Just back from an overnighter in London. Down yesterday on the train, a 40 minute meeting with Secretary of State for Northern Ireland and then on the town prior to train home today.
Just as I have already had my final ever long haul air flight and my final ever European holiday, this marked the last of my trips to London. It was just too much stress on the old body. My back gives in quite quickly carrying anything like an overnight bag and a few files. The actual travel is OK so I suppose I might make a lightweight run. The meeting was some contingency planning that SoS wanted to make regarding the publication by Lord Saville of his Inquiry findings of events of Bloody Sunday on 30 January 1972.
I was there when the thing went off at Londonderry and ran the first immediate investigation so it would be nice to be in at the death. Others at the meeting included three Generals and a very senior MOD official. And me. How a humble WOI got dragged into that sort of body, I'll never know. I have nothing to be afraid of but it seems our meeting was to debate just what needed to be done if there were any problems with the cover of anonymity given to many of the military witnesses should Saville attribute blame.
Seeing it might be the Final Night of John's Proms, I decided to make a bit of a night of it. The very first posh restaurant I went to was in 1942 when my father took me to a business lunch at Veerasawamy's Restaurant in Regent Street. I know not why - he was not one given to acknowledging fatherly treats. I was obviously impressed as it became a favourite watering hole for me as I progressed through courting and into marriage. During my time in the Army, we went there whenever we returned from foreign climes. Although it was an Indian restaurant it bore little resemblence to any such establishment of today. Possibly the best description would be to liken it to a Government resthouse in pre-Merdeka Malaya. It was the burra sahibs version of Indian eating. The food was vaguely Home Counties English with added spices. None of that curry stuff that the natives eat dontcherknow! Such dishes were available but were not the foremost items on the menu. Right from my first visual memory it had a sort of run down, faded charm. The staff were very discreet but one's glass was kept topped up and dishes came and went in an almost discreet manner.
Well, it has been sold by the Veeraswamy family who ran it since 1926. The new brooms have refurbished it. No red flock wallpaper-style; the idea seems to represent the spread of the cuisine from North to Southern India. Very opulent decoration without very much OTT features.
So, this was the setting for my final experience of London dining. I invited my daughter and an Internet friend I'd not met other than over the ether. She brought her man but, even as a host, I have to say that my night was made wonderful by Caroline's bringing my grand-daughter Liberty along as a totally unexpected surprise.
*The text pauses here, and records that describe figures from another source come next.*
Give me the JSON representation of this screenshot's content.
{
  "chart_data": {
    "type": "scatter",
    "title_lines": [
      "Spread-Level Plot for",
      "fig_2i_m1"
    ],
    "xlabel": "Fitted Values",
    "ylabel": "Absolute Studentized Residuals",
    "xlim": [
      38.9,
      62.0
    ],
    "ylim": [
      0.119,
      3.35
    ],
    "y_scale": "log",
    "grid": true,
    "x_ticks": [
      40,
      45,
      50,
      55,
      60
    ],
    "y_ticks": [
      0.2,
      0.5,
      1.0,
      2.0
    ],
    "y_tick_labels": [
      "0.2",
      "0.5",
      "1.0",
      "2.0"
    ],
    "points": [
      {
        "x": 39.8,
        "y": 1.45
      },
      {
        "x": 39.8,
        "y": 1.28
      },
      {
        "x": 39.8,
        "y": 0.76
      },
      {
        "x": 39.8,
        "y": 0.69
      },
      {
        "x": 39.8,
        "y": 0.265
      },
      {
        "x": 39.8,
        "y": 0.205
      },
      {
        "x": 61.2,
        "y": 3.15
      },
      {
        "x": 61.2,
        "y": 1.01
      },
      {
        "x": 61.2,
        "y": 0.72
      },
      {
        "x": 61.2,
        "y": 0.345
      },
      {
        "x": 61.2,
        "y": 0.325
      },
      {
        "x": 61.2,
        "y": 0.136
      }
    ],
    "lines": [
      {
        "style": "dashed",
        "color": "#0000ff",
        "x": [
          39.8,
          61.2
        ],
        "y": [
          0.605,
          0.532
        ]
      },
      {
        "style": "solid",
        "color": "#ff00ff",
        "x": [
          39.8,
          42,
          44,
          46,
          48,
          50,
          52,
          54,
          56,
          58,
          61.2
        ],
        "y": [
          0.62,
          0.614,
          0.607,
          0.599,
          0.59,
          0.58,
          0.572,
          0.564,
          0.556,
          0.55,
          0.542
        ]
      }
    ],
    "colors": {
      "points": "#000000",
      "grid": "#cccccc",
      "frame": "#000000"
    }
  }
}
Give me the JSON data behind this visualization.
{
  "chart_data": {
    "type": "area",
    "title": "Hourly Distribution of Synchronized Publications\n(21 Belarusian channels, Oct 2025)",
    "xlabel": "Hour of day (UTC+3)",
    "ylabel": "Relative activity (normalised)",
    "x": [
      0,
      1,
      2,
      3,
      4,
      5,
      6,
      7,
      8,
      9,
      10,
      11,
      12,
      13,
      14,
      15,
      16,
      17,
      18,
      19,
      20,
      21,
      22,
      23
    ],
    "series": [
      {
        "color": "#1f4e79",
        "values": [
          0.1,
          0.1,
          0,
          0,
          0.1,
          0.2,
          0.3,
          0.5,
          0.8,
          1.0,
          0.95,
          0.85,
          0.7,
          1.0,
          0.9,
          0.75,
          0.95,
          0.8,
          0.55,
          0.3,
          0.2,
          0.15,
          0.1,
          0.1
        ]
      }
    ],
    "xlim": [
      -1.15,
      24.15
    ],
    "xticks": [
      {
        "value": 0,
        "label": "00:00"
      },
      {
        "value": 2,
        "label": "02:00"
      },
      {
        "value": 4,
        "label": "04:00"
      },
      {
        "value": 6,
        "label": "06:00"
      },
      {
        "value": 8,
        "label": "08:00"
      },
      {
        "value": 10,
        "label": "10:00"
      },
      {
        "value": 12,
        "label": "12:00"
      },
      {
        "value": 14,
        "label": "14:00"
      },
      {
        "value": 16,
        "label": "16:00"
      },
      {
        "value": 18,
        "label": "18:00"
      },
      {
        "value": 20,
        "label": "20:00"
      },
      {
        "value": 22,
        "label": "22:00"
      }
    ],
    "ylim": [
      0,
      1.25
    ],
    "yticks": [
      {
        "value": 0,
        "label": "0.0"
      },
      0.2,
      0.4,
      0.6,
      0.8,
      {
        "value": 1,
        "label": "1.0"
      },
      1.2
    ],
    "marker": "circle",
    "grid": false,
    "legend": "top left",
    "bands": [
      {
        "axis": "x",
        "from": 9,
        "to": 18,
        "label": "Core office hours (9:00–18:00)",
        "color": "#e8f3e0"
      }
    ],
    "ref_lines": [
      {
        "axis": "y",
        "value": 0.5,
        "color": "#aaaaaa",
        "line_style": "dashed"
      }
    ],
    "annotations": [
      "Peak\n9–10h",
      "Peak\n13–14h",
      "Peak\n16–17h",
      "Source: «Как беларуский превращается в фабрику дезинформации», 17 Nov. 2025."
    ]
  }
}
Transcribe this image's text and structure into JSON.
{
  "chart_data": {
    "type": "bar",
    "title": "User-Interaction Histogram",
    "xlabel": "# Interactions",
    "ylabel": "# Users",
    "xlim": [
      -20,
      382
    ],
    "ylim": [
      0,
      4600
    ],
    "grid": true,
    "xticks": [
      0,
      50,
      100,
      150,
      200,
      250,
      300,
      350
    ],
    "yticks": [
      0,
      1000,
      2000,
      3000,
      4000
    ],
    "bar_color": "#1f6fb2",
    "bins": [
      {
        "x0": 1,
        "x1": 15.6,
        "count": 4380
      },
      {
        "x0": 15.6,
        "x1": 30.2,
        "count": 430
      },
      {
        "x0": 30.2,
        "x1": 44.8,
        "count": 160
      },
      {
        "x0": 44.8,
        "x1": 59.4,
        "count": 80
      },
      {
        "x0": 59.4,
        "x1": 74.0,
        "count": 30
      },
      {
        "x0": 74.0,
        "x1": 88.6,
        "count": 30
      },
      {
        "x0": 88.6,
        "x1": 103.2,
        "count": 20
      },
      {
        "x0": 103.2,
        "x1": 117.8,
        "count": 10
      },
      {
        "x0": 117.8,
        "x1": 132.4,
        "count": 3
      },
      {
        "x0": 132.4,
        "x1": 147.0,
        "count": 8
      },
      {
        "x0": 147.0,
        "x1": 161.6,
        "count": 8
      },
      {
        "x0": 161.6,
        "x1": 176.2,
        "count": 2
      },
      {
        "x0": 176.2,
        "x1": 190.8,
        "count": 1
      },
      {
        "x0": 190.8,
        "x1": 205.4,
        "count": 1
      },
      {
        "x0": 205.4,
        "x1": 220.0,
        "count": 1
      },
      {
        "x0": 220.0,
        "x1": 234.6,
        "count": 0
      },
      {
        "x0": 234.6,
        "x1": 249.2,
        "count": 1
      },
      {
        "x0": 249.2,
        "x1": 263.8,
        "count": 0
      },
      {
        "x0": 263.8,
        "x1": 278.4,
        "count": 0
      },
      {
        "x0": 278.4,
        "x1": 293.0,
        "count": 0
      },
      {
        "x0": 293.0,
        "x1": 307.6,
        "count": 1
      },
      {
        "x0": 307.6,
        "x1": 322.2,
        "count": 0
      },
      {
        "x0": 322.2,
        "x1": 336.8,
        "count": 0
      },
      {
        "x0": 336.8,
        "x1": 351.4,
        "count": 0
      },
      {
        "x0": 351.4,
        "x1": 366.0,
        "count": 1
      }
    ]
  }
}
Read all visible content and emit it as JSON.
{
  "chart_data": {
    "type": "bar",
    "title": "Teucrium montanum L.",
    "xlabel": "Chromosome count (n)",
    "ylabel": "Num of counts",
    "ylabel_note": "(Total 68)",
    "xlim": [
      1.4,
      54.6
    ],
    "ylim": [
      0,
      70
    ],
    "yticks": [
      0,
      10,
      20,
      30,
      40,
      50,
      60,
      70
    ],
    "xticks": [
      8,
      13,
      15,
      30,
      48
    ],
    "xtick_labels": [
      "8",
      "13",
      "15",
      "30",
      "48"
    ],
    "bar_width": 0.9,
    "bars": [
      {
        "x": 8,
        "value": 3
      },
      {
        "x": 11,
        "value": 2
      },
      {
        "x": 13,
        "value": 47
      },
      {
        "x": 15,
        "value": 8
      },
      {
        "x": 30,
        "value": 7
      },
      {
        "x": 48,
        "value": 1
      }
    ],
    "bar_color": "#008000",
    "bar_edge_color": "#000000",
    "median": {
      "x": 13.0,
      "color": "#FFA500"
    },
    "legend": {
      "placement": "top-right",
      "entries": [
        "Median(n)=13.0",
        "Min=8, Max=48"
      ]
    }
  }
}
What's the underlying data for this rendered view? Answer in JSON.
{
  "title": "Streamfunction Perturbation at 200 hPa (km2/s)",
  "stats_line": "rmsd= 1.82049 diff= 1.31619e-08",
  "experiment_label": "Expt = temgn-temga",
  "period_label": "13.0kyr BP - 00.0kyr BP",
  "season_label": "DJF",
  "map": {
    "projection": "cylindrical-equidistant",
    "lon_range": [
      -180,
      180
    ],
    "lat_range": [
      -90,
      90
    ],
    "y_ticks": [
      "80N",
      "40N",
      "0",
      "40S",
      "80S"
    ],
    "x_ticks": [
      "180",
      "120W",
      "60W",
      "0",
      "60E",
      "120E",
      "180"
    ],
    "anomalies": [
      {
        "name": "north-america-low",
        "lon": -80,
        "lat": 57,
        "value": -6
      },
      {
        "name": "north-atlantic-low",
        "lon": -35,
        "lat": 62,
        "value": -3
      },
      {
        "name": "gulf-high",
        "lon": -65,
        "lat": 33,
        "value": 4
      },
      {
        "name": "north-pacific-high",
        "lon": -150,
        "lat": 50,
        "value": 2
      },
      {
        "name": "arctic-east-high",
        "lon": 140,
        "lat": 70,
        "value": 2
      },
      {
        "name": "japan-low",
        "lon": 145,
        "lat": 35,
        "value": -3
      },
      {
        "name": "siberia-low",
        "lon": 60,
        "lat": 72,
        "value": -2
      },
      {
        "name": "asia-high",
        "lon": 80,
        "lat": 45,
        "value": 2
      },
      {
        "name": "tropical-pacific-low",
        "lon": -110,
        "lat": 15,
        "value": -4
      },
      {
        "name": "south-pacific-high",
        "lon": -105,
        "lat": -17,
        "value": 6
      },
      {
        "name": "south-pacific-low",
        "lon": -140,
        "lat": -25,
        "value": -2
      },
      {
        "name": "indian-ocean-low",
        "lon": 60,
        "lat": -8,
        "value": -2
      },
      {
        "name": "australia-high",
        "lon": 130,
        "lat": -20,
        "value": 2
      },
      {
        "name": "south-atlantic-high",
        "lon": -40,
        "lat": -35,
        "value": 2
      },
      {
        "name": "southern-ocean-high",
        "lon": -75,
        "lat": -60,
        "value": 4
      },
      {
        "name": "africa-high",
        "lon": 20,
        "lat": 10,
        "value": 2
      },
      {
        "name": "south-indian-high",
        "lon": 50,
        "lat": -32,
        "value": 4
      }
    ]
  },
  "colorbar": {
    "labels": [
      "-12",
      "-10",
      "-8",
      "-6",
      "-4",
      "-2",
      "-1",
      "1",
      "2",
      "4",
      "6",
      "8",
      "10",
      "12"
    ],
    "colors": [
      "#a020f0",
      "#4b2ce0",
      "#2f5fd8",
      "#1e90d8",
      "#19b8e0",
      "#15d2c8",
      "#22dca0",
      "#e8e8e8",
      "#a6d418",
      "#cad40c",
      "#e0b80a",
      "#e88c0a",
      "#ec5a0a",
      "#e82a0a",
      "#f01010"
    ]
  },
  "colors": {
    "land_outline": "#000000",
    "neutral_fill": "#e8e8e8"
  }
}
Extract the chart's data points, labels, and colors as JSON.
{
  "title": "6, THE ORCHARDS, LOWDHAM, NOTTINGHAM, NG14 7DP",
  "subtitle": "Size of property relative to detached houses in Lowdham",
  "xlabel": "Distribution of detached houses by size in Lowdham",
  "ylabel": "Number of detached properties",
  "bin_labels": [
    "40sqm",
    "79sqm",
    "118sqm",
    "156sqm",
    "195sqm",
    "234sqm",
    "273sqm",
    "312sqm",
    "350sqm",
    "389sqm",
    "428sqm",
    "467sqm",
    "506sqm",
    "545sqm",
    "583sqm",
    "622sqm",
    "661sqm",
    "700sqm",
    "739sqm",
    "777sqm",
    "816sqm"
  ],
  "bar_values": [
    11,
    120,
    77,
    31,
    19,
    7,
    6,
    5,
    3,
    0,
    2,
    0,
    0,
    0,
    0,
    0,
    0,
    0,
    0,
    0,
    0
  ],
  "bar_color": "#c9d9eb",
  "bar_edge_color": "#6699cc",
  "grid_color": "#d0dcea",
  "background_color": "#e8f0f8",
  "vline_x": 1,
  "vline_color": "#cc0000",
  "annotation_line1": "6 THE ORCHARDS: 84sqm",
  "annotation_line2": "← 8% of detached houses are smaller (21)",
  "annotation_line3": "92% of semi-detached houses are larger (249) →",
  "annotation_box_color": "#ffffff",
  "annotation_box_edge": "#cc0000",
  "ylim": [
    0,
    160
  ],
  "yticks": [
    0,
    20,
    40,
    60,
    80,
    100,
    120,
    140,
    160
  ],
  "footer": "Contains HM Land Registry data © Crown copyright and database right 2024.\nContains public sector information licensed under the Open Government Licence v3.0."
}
Liberty is a mid-teenager going on 25'ish and is so bright that she sparkles. She was in no way fazed by being in a party of oldies and held her own in conversation. And wine drinking! We did the usual thing of ordering a wide assortment of personal choices but robbing each other's dishes. It was a wonderful few hours that went by all too soon.
So, as the retreat from Empire progressed with many milestones, I've touched another milepost in my retreat. Sad I'll not see it's inside again but warm memories of some very very fine times are still with me. Last night was the cap put back on the bottle. I can live with that.